Let’s optimize our costs

In order to be easily and correctly analyzed, the costs incurred by a business must first be classified. Cost analysis helps us to stay within the spending limits defined by our budget. For this purpose, we have created different cost categories in Budget-Mate but it is possible to create others according to specific needs. So our costs are divided into costs for raw materials, costs for energy, costs for transport, consultancy, personnel, financial and many others.

Production costs

Some of these costs thus classified are closely linked to the product sold and can therefore be considered to all intents and purposes production costs, or product costs, and as such must be considered to define the Gross Margin of our sales. To do this, in Budet-Mate, these costs will be inserted into the “account group” of the Gross Margin, also called the First Margin.

Variable costs and fixed costs

The costs that remain can in turn be classified into variable costs, where the underlying driver is sales volume, and into fixed costs which do not undergo appreciable changes when sales volumes change (within certain limits). This further classification in Budget-Mate is done by assigning the “account group” Variable Costs and Fixed Costs to these costs.

Urgent costs and important costs

But it is possible to go even deeper into our classification and assign a level of Importance and Urgency to each expense. Costs with high importance are those costs that are vital or are expected to produce an appreciable impact on our business, while those with low or medium importance are aimed at maintaining the current state. Urgent costs are those that cannot be deferred in time without generating penalties in our business. As can be understood, this classification, which is more subjective than the others presented, has three levels: high, medium, and low importance or urgency.
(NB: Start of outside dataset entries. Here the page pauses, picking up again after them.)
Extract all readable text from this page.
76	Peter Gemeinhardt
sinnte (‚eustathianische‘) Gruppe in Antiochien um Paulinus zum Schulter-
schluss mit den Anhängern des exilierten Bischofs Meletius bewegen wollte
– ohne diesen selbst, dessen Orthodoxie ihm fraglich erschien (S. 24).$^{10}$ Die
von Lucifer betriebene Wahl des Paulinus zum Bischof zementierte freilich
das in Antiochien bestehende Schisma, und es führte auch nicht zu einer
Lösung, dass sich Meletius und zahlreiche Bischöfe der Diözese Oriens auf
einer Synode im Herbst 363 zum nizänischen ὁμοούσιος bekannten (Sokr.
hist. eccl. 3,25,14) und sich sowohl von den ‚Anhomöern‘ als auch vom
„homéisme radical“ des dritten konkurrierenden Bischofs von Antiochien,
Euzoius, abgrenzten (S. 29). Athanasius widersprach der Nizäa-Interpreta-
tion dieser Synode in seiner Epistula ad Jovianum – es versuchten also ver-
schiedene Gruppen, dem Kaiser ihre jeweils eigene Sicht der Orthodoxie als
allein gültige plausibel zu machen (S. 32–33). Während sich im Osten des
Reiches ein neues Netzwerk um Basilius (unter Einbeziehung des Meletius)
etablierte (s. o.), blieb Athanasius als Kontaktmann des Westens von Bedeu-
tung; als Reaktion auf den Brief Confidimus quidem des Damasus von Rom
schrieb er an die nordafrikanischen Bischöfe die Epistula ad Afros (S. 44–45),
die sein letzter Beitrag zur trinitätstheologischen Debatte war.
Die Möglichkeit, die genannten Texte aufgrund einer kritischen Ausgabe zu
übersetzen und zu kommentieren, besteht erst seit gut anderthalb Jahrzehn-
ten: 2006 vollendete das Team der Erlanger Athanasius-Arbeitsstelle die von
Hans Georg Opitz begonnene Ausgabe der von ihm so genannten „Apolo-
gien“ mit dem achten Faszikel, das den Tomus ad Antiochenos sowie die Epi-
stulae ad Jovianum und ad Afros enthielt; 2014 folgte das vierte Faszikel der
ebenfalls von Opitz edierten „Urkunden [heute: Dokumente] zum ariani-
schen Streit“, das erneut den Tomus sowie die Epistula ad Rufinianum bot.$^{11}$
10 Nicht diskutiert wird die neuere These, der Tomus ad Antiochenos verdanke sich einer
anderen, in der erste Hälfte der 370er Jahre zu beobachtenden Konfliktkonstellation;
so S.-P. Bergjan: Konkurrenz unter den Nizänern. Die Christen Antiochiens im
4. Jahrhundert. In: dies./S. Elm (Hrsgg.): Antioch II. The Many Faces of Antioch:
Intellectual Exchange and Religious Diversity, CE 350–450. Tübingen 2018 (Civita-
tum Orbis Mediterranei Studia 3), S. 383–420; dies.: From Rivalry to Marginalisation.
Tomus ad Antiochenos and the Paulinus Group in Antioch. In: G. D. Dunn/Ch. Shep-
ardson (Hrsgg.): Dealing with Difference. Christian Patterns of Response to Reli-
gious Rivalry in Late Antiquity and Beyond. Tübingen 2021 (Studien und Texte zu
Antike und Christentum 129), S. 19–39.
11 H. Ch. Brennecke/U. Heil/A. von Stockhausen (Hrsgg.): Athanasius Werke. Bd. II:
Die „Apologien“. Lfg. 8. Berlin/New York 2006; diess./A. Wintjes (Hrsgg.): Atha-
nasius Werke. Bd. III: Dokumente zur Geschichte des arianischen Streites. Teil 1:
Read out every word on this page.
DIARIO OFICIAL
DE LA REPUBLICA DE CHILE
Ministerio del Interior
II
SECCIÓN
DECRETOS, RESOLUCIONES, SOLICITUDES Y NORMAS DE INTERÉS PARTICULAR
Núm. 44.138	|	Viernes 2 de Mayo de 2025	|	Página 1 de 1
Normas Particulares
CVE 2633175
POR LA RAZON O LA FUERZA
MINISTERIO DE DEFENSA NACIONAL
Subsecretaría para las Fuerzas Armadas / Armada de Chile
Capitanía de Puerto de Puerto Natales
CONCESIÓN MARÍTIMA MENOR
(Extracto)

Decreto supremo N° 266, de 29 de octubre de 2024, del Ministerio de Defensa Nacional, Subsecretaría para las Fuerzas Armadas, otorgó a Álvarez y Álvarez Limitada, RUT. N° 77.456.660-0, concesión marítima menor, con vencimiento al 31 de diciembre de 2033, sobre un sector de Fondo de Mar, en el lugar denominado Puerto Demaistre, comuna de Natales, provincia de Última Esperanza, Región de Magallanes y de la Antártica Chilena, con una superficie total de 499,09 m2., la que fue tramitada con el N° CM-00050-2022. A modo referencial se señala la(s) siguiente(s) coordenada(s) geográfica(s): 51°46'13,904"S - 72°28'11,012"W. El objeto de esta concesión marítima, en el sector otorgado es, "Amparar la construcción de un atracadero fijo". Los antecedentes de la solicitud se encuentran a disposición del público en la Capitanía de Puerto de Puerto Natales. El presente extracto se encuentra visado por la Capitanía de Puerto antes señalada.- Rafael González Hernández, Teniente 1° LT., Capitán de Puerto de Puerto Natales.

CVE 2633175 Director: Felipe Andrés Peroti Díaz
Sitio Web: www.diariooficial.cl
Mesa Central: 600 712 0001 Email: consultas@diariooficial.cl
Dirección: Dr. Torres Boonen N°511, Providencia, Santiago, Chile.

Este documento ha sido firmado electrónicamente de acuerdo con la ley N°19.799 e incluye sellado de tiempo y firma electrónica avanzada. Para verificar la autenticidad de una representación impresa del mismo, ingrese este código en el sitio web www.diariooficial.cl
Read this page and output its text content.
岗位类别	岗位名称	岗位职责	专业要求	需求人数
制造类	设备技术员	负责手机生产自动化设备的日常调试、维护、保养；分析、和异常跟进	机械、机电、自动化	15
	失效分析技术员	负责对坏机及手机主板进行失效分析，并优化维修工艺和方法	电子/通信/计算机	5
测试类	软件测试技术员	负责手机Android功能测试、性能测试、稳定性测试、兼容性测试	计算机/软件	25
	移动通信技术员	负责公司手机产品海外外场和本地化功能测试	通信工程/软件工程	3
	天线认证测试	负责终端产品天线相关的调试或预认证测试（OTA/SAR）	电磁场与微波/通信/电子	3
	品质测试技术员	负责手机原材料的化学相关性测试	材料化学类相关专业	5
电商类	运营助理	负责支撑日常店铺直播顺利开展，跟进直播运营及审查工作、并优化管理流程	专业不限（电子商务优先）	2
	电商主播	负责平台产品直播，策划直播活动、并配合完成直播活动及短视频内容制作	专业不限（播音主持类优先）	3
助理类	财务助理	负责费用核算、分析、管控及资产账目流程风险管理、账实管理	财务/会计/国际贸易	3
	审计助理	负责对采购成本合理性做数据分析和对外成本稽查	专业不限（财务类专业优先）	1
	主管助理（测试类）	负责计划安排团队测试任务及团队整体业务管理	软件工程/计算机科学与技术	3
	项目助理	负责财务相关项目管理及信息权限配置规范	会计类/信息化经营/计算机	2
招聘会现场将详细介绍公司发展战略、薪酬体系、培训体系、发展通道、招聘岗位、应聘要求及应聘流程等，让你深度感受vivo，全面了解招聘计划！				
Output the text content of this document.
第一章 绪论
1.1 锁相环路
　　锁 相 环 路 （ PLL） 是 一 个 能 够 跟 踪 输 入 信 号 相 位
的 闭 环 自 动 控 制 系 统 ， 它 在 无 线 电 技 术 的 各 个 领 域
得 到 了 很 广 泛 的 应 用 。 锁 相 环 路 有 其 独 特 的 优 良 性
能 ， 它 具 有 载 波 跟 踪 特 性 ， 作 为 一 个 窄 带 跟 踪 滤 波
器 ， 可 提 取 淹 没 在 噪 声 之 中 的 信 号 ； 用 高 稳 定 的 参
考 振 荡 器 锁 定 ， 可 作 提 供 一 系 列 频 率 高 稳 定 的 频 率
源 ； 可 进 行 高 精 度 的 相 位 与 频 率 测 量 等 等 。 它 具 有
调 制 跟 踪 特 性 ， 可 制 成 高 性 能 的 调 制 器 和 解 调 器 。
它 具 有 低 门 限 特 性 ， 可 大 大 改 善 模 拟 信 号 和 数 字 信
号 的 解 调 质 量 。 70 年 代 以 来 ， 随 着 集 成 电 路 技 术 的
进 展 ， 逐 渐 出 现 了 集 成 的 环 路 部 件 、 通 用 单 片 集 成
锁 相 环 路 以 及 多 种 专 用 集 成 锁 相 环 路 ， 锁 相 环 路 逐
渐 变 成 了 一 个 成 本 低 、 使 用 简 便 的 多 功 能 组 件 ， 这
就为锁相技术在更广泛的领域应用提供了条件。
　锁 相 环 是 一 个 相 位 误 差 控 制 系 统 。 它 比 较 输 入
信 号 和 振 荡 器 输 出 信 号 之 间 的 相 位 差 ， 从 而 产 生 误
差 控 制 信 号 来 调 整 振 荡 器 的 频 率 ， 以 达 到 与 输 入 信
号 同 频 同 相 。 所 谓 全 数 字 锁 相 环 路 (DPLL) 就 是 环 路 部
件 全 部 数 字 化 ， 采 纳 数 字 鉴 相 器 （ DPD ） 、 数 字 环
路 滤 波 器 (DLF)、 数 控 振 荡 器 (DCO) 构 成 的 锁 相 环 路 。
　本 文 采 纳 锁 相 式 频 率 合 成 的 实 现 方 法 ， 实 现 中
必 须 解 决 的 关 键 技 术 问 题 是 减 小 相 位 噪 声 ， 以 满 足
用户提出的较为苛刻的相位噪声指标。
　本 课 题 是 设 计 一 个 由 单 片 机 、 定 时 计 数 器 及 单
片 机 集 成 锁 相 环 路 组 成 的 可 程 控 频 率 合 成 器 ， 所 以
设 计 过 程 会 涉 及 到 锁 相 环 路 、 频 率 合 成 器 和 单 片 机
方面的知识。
During the restructuring or cost optimization phase, it will then be easier to analyze fixed costs that also have low importance and low urgency. These types of costs can be drastically reduced without having major repercussions on our business.

And the Revenues?

What has been said for costs can also easily be applied to revenues with the obvious difference that the latter certainly does not need to be reduced but increased. We can therefore concentrate here on high-margin revenues, which will have in turn been classified as Important and Urgent.